Del resto, l’esistenza stessa della comunità Bagaicha era una sfida: un luogo “aperto ai giovani delle comunità adivasi, ai dalit, ai movimenti popolari in genere” spiegava padre Stan Swamy (cfr www.terraterraonline.org/blog/india-proteste-dopo-larresto-di-stan-swami-il-gesuita-che-difende-i-tribali/) quando l’ho visitata nel 2011. Vi ospitava assemblee popolari e incoraggiava i giovani adivasi a mettere per iscritto le loro storie, oltre a fare un attivo lavoro di consulenza legale e di informazione sui diritti delle popolazioni native. Aveva cominciato a documentare come lo sfruttamento di risorse minerarie e altri progetti di sviluppo (“parola usata a vanvera”, diceva) si risolvano nella cacciata delle comunità più povere dalle loro terre: “E chi perde la terra, perde e basta”. Diceva che la Chiesa “non può restare in silenzio” davanti all’ingiustizia.
Che le accuse contro padre Stan Swamy e gli altri detenuti del “caso Bhima Koregaon” fossero una montatura sembra confermato dall’analisi compiuta da un’agenzia di indagini forensi di Boston, Arsenal Consulting, pubblicata lo scorso febbraio dal Washington Post e ripresa anche dai media indiani. Su richiesta della difesa degli imputati, gli esperti avevano esaminato i computer sequestrati a padre Stan e ad altri imputati, e dimostrato che decine di lettere e altri documenti vi erano stati inserito in cartelle nascoste usando un malware, incluse lettere in cui si parlava di come procurare armi, o di uccidere il primo ministro Modi.
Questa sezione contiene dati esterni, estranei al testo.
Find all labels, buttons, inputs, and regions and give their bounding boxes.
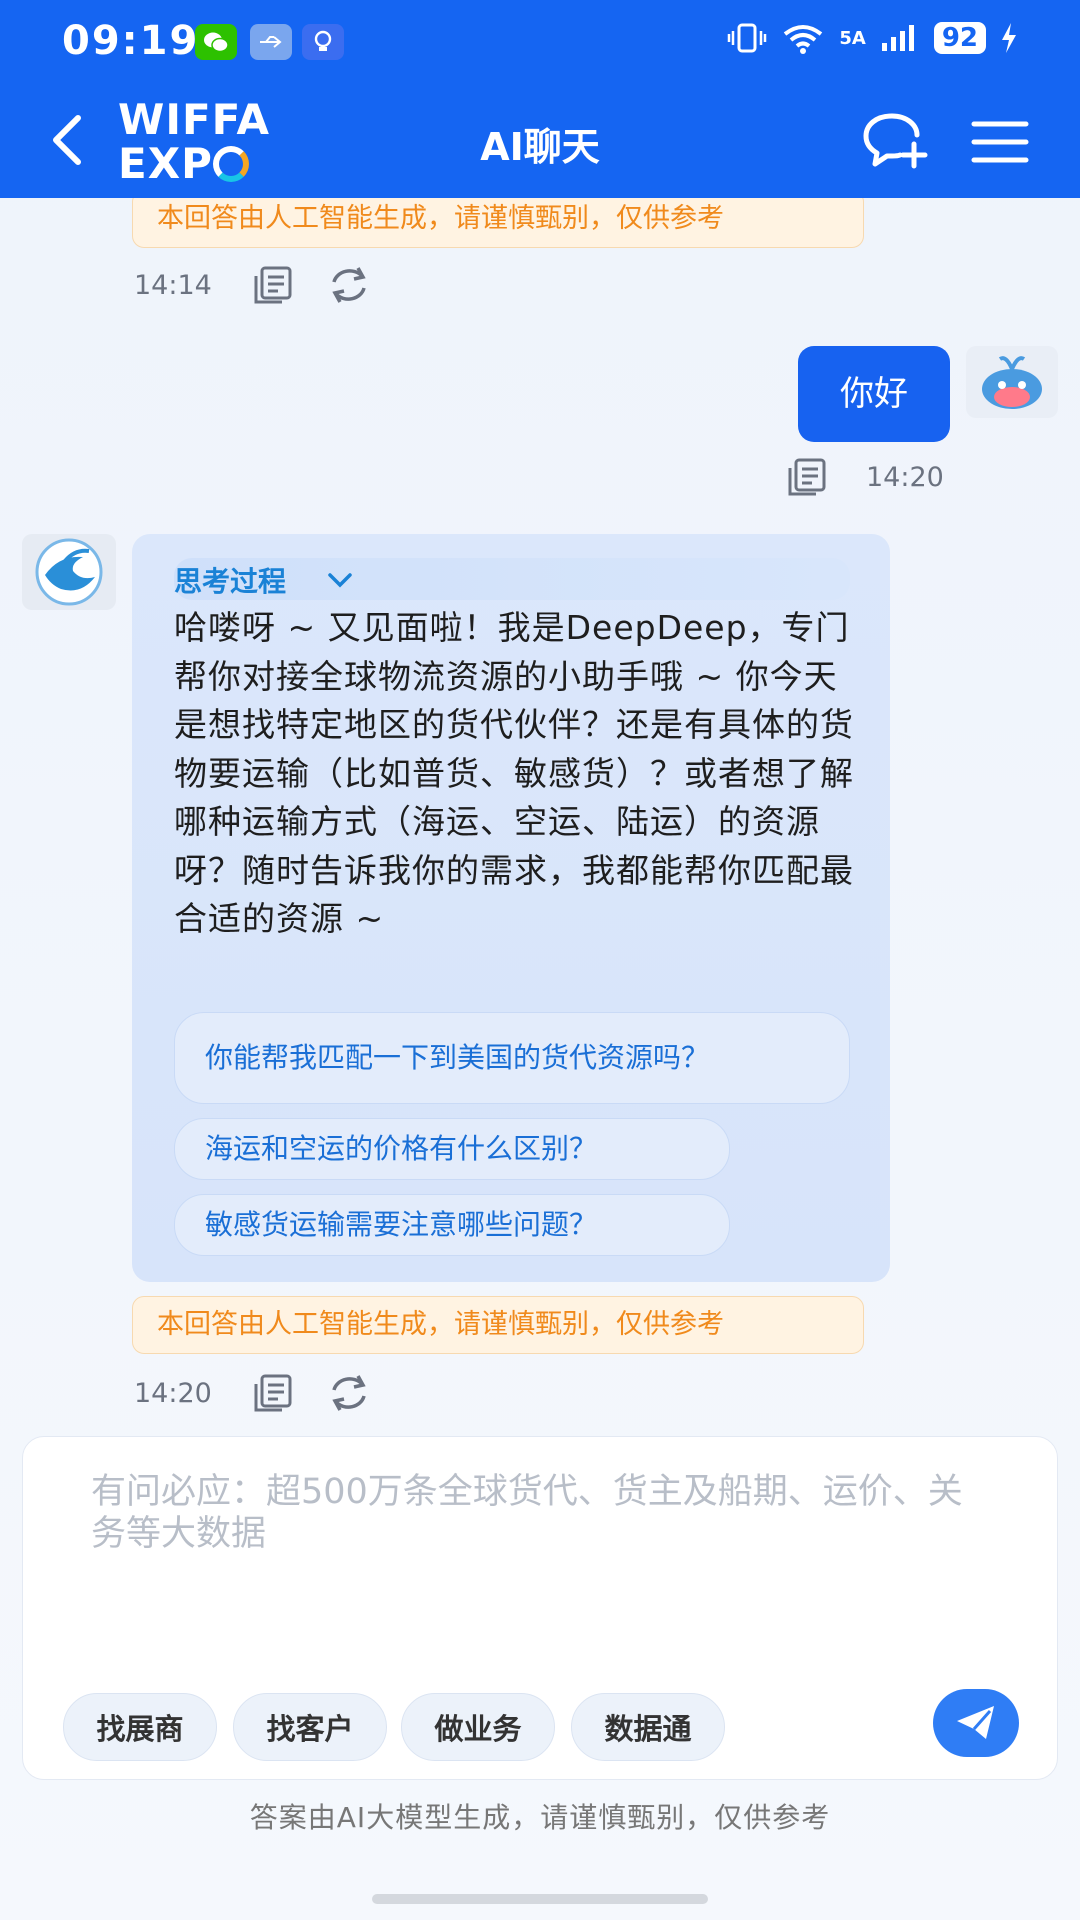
footer-disclaimer: 答案由AI大模型生成，请谨慎甄别，仅供参考 <box>249 1801 831 1834</box>
regenerate-button[interactable] <box>328 1372 370 1414</box>
chat-input-panel: 有问必应：超500万条全球货代、货主及船期、运价、关务等大数据 找展商 找客户 … <box>22 1436 1058 1780</box>
status-bar: 09:19 5A 92 <box>0 0 1080 88</box>
new-chat-icon <box>863 113 928 169</box>
ai-disclaimer: 本回答由人工智能生成，请谨慎甄别，仅供参考 <box>132 1296 864 1354</box>
copy-icon <box>254 1374 292 1412</box>
network-label: 5A <box>839 27 866 49</box>
message-time: 14:14 <box>134 270 212 301</box>
user-copy-button[interactable] <box>786 456 828 498</box>
new-chat-button[interactable] <box>860 110 930 174</box>
thinking-label: 思考过程 <box>174 565 287 598</box>
copy-button[interactable] <box>252 1372 294 1414</box>
suggestion-chip[interactable]: 敏感货运输需要注意哪些问题？ <box>174 1194 730 1256</box>
vibrate-icon <box>728 23 767 53</box>
bot-message-card: 思考过程 哈喽呀 ~ 又见面啦！我是DeepDeep，专门帮你对接全球物流资源的… <box>132 534 890 1282</box>
wechat-icon <box>195 24 237 60</box>
chat-input[interactable]: 有问必应：超500万条全球货代、货主及船期、运价、关务等大数据 <box>91 1471 991 1555</box>
copy-button[interactable] <box>252 264 294 306</box>
chip-find-exhibitors[interactable]: 找展商 <box>63 1693 217 1761</box>
app-header: 09:19 5A 92 WIFFA EXP AI聊天 <box>0 0 1080 198</box>
chevron-down-icon <box>328 573 352 588</box>
home-indicator[interactable] <box>372 1894 708 1904</box>
user-message-time: 14:20 <box>866 462 944 493</box>
charging-icon <box>1002 23 1016 53</box>
whale-mascot-icon <box>982 356 1042 409</box>
regenerate-button[interactable] <box>328 264 370 306</box>
chip-data-link[interactable]: 数据通 <box>571 1693 725 1761</box>
user-avatar <box>966 346 1058 418</box>
bulb-icon <box>302 24 344 60</box>
refresh-icon <box>332 1375 366 1411</box>
send-button[interactable] <box>933 1689 1019 1757</box>
ai-disclaimer: 本回答由人工智能生成，请谨慎甄别，仅供参考 <box>132 198 864 248</box>
chip-find-customers[interactable]: 找客户 <box>233 1693 387 1761</box>
suggestion-chip[interactable]: 你能帮我匹配一下到美国的货代资源吗？ <box>174 1012 850 1104</box>
suggestion-chip[interactable]: 海运和空运的价格有什么区别？ <box>174 1118 730 1180</box>
copy-icon <box>788 458 826 496</box>
send-icon <box>957 1706 994 1739</box>
user-message-bubble: 你好 <box>798 346 950 442</box>
copy-icon <box>254 266 292 304</box>
hamburger-icon <box>971 121 1029 163</box>
wifi-icon <box>784 25 823 54</box>
nav-bar: WIFFA EXP AI聊天 <box>0 88 1080 198</box>
status-time: 09:19 <box>62 18 200 64</box>
bot-message-text: 哈喽呀 ~ 又见面啦！我是DeepDeep，专门帮你对接全球物流资源的小助手哦 … <box>174 608 854 938</box>
battery-level: 92 <box>933 22 986 54</box>
bird-logo-icon <box>35 538 103 606</box>
status-indicators: 5A 92 <box>727 22 1018 54</box>
message-time: 14:20 <box>134 1378 212 1409</box>
usb-icon <box>250 24 292 60</box>
chat-area[interactable]: 本回答由人工智能生成，请谨慎甄别，仅供参考 14:14 你好 14:20 思考过… <box>0 198 1080 1428</box>
refresh-icon <box>332 267 366 303</box>
chip-do-business[interactable]: 做业务 <box>401 1693 555 1761</box>
menu-button[interactable] <box>970 118 1030 166</box>
bot-avatar <box>22 534 116 610</box>
signal-icon <box>881 25 914 51</box>
thinking-toggle[interactable]: 思考过程 <box>174 558 850 600</box>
“Siamo indignati che padre Stan abbia dovuto pagare con la vita per questa montatura fatta in malafede”, dice il comunicato diffuso da attivisti e amici dopo la morte del gesuita. “Padre Stan non meritava di morire così, imprigionato con false accuse da uno stato vendicativo”. Padre Stanislaus Lourduswamy (era il suo nome completo) era nato a Tiruchirappalli, presso Madras (oggi Chennai), nel 1937, ed è stato per 51 anni in prete che aveva fatto propria la battaglia di adivasi e fuoricasta per “jal, jangal e zameen”. Cioè acqua, foresta e terra. Rifiutava di essere “spettatore silenzioso”.